6 Aprile 1915: Manicomio militare di Rubery Hill, Birmingham, Inghilterra

Linda Hamilton, giovane volontaria, sospinge un ragazzo in carrozzella per i corridoi vuoti e puliti della struttura militare di igiene mentale. Il giovane, che pare una statua, si lascia trasportare senza problemi: non parla, non si lamenta e non si muove. È arrivato a Rubery Hill da un mese e lei non l’ha mai sentito pronunciare nemmeno una parola, non l’ha sentito piangere o urlare durante la notte, né l’ha sentito lamentarsi durante le sedute di terapia.

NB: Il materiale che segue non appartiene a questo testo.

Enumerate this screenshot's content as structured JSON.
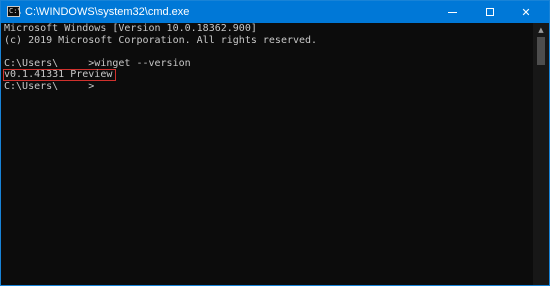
{
  "window": {
    "title": "C:\\WINDOWS\\system32\\cmd.exe",
    "icon": "cmd-icon",
    "icon_glyph": "C:\\",
    "controls": {
      "minimize": "minimize-icon",
      "maximize": "maximize-icon",
      "close": "✕"
    }
  },
  "console": {
    "lines": [
      "Microsoft Windows [Version 10.0.18362.900]",
      "(c) 2019 Microsoft Corporation. All rights reserved.",
      "",
      "C:\\Users\\     >winget --version",
      "v0.1.41331 Preview",
      "C:\\Users\\     >"
    ],
    "highlight_color": "#d0312d",
    "text_color": "#c8c8c8",
    "background": "#0c0c0c"
  },
  "scrollbar": {
    "up_arrow": "▲"
  },
  "colors": {
    "titlebar": "#0078d7"
  }
}
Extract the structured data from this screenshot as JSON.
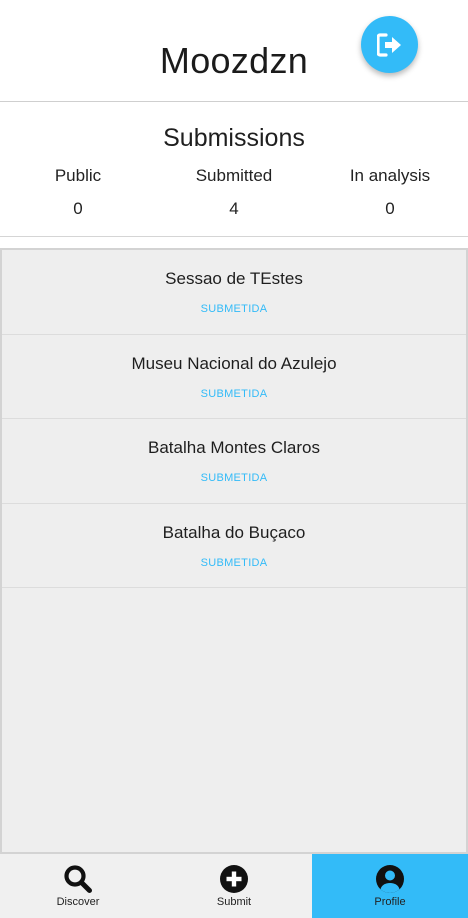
{
  "header": {
    "title": "Moozdzn",
    "logout_icon": "logout-icon"
  },
  "stats": {
    "title": "Submissions",
    "items": [
      {
        "label": "Public",
        "value": "0"
      },
      {
        "label": "Submitted",
        "value": "4"
      },
      {
        "label": "In analysis",
        "value": "0"
      }
    ]
  },
  "submissions": [
    {
      "name": "Sessao de TEstes",
      "status": "SUBMETIDA"
    },
    {
      "name": "Museu Nacional do Azulejo",
      "status": "SUBMETIDA"
    },
    {
      "name": "Batalha Montes Claros",
      "status": "SUBMETIDA"
    },
    {
      "name": "Batalha do Buçaco",
      "status": "SUBMETIDA"
    }
  ],
  "tabs": [
    {
      "label": "Discover",
      "icon": "search-icon"
    },
    {
      "label": "Submit",
      "icon": "plus-circle-icon"
    },
    {
      "label": "Profile",
      "icon": "user-circle-icon",
      "active": true
    }
  ],
  "colors": {
    "accent": "#33bbf8",
    "list_bg": "#eeeeee",
    "tabbar_bg": "#f0f0f0"
  }
}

Questo è molto strano. Gli altri pazienti urlano e strepitano, e si lamentano in continuazione… a Linda sembra di stare in un girone infernale.
È bello, come nessun’altro dei soldati degenti in quel triste posto: Linda a volte lo spia.
Lo osserva rapita da quegli occhi azzurri, persi nel vuoto, che a volte scattano da un lato all’altro della stanza. Ogni tanto sussulta impercettibilmente e porta le mani alle orecchie: la ragazza si chiede cosa si agiti dentro i suoi pensieri.
I dottori lo chiamano “Survivor Jim”: è sopravvissuto al massacro della Marna, in Francia. Lo scontro è stato vinto, lui è stato congedato con onore e ha ricevuto una medaglia…ma cosa se ne fa di un pezzo di metallo, quando su quel campo di battaglia ha perso se stesso?!
Ecco, sono arrivati: Linda bussa alla porta e le apre il dottor Gardner.
Porta la carrozzella vicino ad un lettino rigido e il medico si avvicina - “Chi abbiamo oggi qui? Ah Survivor Jim…ancora in stato catatonico a quanto vedo!” - l’uomo si abbassa ad osservare il ragazzo e scuote la testa.
Fa cenno a due infermieri di stenderlo sul lettino: Linda trema. Vorrebbe portarlo via da quella stanza, allontanarsi il più possibile e poi stringerlo a sé e sussurrargli che andrà tutto bene, che gli orrori nella sua mente finiranno, che lei l’aiuterà a rimanere vivo.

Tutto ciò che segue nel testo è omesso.